Development of Anolyte Materials for All-Organic Redox Flow Batteries

Monday, October 12, 2015: 15:20
102-C (Phoenix Convention Center)
J. Huang (Argonne National Laboratory), W. Duan (Pacific Northwest National Laboratory), J. Kowalski, I. A. Shkrob (Argonne National Laboratory), F. R. Brushett (Massachusetts Institute of Technology), X. Wei (Pacific Northwest National Laboratory), and L. Zhang (Argonne National Laboratory)

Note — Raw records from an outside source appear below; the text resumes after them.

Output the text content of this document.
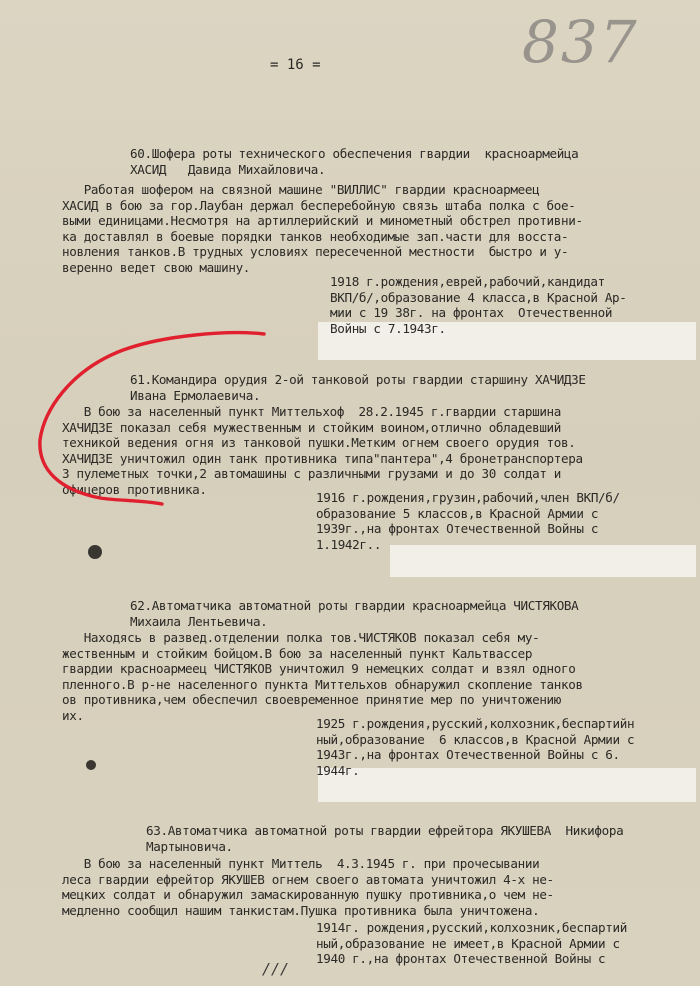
837
= 16 =
60.Шофера роты технического обеспечения гвардии  красноармейца
ХАСИД   Давида Михайловича.
Работая шофером на связной машине "ВИЛЛИС" гвардии красноармеец
ХАСИД в бою за гор.Лаубан держал бесперебойную связь штаба полка с бое-
выми единицами.Несмотря на артиллерийский и минометный обстрел противни-
ка доставлял в боевые порядки танков необходимые зап.части для восста-
новления танков.В трудных условиях пересеченной местности  быстро и у-
веренно ведет свою машину.
1918 г.рождения,еврей,рабочий,кандидат
ВКП/б/,образование 4 класса,в Красной Ар-
мии с 19 38г. на фронтах  Отечественной
Войны с 7.1943г.
61.Командира орудия 2-ой танковой роты гвардии старшину ХАЧИДЗЕ
Ивана Ермолаевича.
В бою за населенный пункт Миттельхоф  28.2.1945 г.гвардии старшина
ХАЧИДЗЕ показал себя мужественным и стойким воином,отлично обладевший
техникой ведения огня из танковой пушки.Метким огнем своего орудия тов.
ХАЧИДЗЕ уничтожил один танк противника типа"пантера",4 бронетранспортера
3 пулеметных точки,2 автомашины с различными грузами и до 30 солдат и
офицеров противника.
1916 г.рождения,грузин,рабочий,член ВКП/б/
образование 5 классов,в Красной Армии с
1939г.,на фронтах Отечественной Войны с
1.1942г..
62.Автоматчика автоматной роты гвардии красноармейца ЧИСТЯКОВА
Михаила Лентьевича.
Находясь в развед.отделении полка тов.ЧИСТЯКОВ показал себя му-
жественным и стойким бойцом.В бою за населенный пункт Кальтвассер
гвардии красноармеец ЧИСТЯКОВ уничтожил 9 немецких солдат и взял одного
пленного.В р-не населенного пункта Миттельхов обнаружил скопление танков
ов противника,чем обеспечил своевременное принятие мер по уничтожению
их.
1925 г.рождения,русский,колхозник,беспартийн
ный,образование  6 классов,в Красной Армии с
1943г.,на фронтах Отечественной Войны с 6.
1944г.
63.Автоматчика автоматной роты гвардии ефрейтора ЯКУШЕВА  Никифора
Мартыновича.
В бою за населенный пункт Миттель  4.3.1945 г. при прочесывании
леса гвардии ефрейтор ЯКУШЕВ огнем своего автомата уничтожил 4-х не-
мецких солдат и обнаружил замаскированную пушку противника,о чем не-
медленно сообщил нашим танкистам.Пушка противника была уничтожена.
1914г. рождения,русский,колхозник,беспартий
ный,образование не имеет,в Красной Армии с
1940 г.,на фронтах Отечественной Войны с
///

Energy storage systems for solar and wind power are expected to play a central role in addressing the global energy crisis and climate change concerns. Among the various strategies deployed, redox flow batteries (RFBs) are regarded as one of the most promising technologies for integration of intermittent and capricious energy resources. Unlike the traditional secondary batteries, the energy and power of RFBs are decoupled which offers remarkable flexibility as both of them can be independently scaled for different applications by controlling the size of the storage tank and/or the cell stack. Material development of redox active molecules, especially redox active organic molecules is crucial to enable the extensive deployment of this energy storage technology. Unlike the catholyte (high potential) materials that have been extensively investigated, the anolyte (low potential) molecules are still less tapped. In this presentation, our approach to the development of aromatic heterocycle based anolyte materials will be reported. The radical anion generation, the supporting electrolyte effect on the ion-pairing of the radical anion and its corresponding stability, as well as its coupling with catholyte material for an all-organic redox flow battery will be covered.